In last year’s session, the legislature united around the idea of investing in land and water conservation, creating the Land of Enchantment Legacy Fund, with an initial investment of $100 million for existing stewardship programs. These programs range across a number of state agencies, including the New Mexico environment department, the agriculture department, game and fish, energy, minerals, and natural resources, as well as the economic development department’s outdoor recreation division. In addition to funding projects directly, the Legacy Fund would provide non-federal matching dollars required by certain federal programs that can boost conservation investment significantly.


In a way, Questa helped pave the way for the Land of Enchantment Legacy Fund. The village’s commitment to restoring the Red River not only showed the power of locally driven initiatives, but the importance of non-federal funding sources to make projects more expansive and durable. The department of game and fish and the environment department were the main agencies behind Questa’s restoration projects; thanks to having leveraged federal conservation dollars. These agencies were able to build projects several times as large as what local stakeholders had originally planned.


But Questa isn’t the only town seeking to improve its local fishing or diversify its recreation and agriculture economy. In fact, there are many towns and conservation-minded entities that would be happy to duplicate Questa’s success. One hundred million dollars should be enough funding to meet such a demand. Amazingly, it’s not.


Half of the 2023 Land of Enchantment Legacy Fund consists of expendable money going straight to conservation projects. We can imagine a day when this funding will be entirely spent. The remaining portion of the Legacy Fund is a trust fund, wherein a $50 million corpus accrues interest that will be diverted every year to worthwhile projects. Once the expendable portion of the fund is gone, the trust fund portion will be too paltry to be able to keep up with demand.
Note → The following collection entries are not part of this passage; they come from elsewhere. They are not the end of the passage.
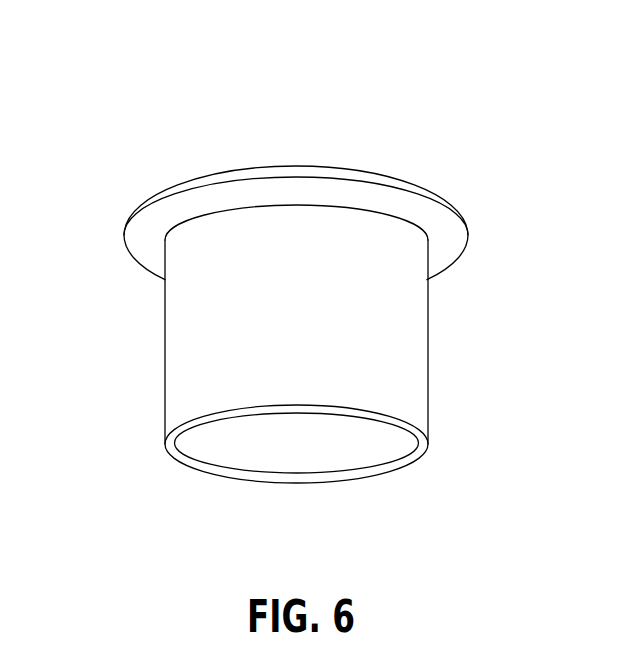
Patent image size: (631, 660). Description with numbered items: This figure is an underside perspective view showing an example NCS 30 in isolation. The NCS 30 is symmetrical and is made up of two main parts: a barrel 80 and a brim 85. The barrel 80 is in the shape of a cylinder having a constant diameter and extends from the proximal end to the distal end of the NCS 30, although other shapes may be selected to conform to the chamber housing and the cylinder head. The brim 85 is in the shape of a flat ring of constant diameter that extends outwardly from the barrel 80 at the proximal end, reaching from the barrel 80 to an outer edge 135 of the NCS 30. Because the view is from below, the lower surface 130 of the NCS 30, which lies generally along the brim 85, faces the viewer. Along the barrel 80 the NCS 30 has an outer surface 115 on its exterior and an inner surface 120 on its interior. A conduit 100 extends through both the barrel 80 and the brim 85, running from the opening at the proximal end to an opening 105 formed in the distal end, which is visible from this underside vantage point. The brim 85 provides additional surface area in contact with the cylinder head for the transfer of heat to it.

The NCS 30 is at (428, 143).
The brim 85 is at (445, 200).
The outer edge 135 is at (132, 217).
The lower surface 130 is at (228, 197).
The barrel 80 is at (428, 303).
The outer surface 115 is at (177, 337).
The conduit 100 is at (255, 452).
The inner surface 120 is at (203, 443).
The opening 105 is at (383, 440).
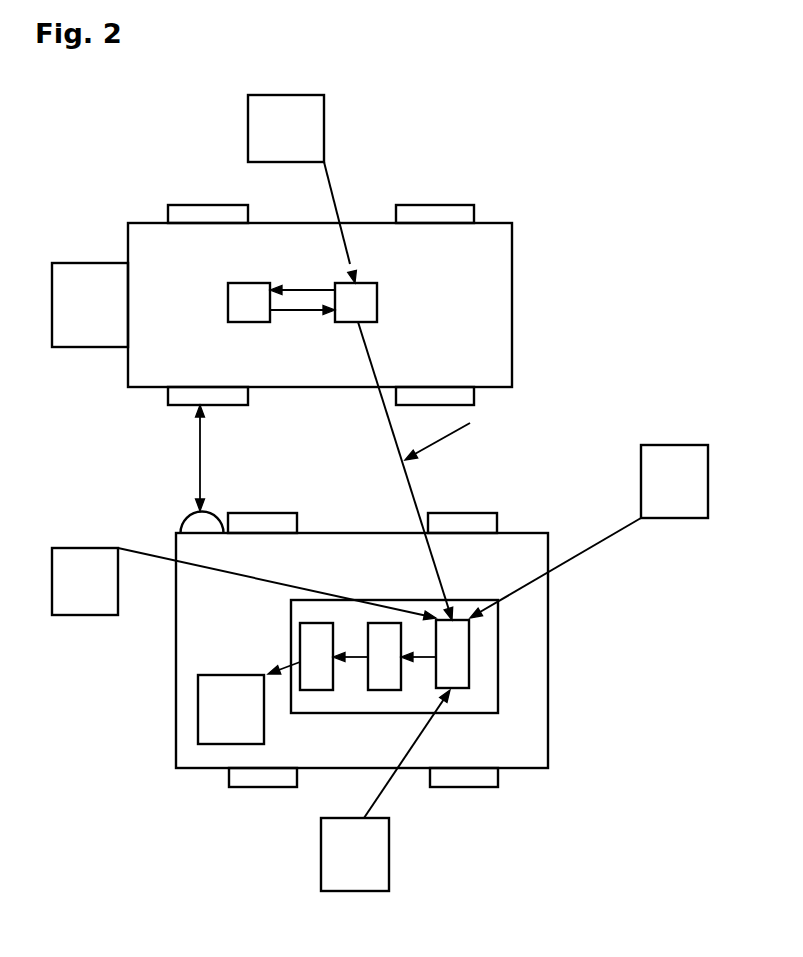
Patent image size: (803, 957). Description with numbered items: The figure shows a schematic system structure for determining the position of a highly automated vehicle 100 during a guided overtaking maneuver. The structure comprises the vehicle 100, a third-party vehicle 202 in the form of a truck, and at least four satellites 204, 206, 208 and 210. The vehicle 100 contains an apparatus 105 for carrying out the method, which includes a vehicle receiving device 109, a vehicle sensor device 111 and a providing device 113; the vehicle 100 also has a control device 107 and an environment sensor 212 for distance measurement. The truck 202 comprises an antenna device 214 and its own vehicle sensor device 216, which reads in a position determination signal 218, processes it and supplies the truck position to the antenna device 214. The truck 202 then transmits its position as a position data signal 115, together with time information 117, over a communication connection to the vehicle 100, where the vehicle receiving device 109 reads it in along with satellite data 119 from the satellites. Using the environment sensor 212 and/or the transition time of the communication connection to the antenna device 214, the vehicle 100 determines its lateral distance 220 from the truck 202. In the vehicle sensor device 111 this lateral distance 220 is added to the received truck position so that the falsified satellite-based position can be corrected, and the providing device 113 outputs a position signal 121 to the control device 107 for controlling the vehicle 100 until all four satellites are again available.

The highly automated vehicle 100 is at (528, 533).
The apparatus 105 is at (498, 697).
The control device 107 is at (198, 707).
The vehicle receiving device 109 is at (462, 620).
The vehicle sensor device 111 is at (385, 623).
The providing device 113 is at (315, 623).
The position data signal 115 is at (400, 459).
The time information 117 is at (437, 443).
The satellite data 119 is at (325, 166).
The position signal 121 is at (274, 668).
The third-party vehicle 202 is at (490, 222).
The satellite 204 is at (324, 122).
The satellite 206 is at (672, 445).
The satellite 208 is at (389, 853).
The satellite 210 is at (64, 548).
The environment sensor 212 is at (186, 514).
The antenna device 214 is at (378, 301).
The vehicle sensor device 216 is at (228, 299).
The position determination signal 218 is at (310, 310).
The lateral distance 220 is at (199, 453).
That is, unless the corpus amount is increased in the 2024 legislature. A group of stakeholder advocates and legislative leaders are mounting a movement to increase the interest-yielding corpus of the Legacy Fund — $350 million is a reasonable target — and it’s in all of our interest to support their efforts.
A larger fund would continue to enable tribal communities, acequias, soil and water districts, and community groups to apply for funds to implement projects enhancing water and land resources. The River Stewardship Program, which has funded restoration of the Red and Cimarron Rivers, streams in the Jemez and Gila regions, will hopefully be applied to the Rio Chama basin and more arid regions where wildlife would benefit enormously from revived riparian habitats.


Particularly in the wake of the tragic Hermits Peak/Calf Canyon wildfire, it’s important to have adequate funding to address the present and future challenges presented by drought, fire, and flood. Also, it’s important to help children get outdoors, as the Outdoor Equity program has been able to accomplish across New Mexico, creating a legacy of natural resource stewardship for the next generation.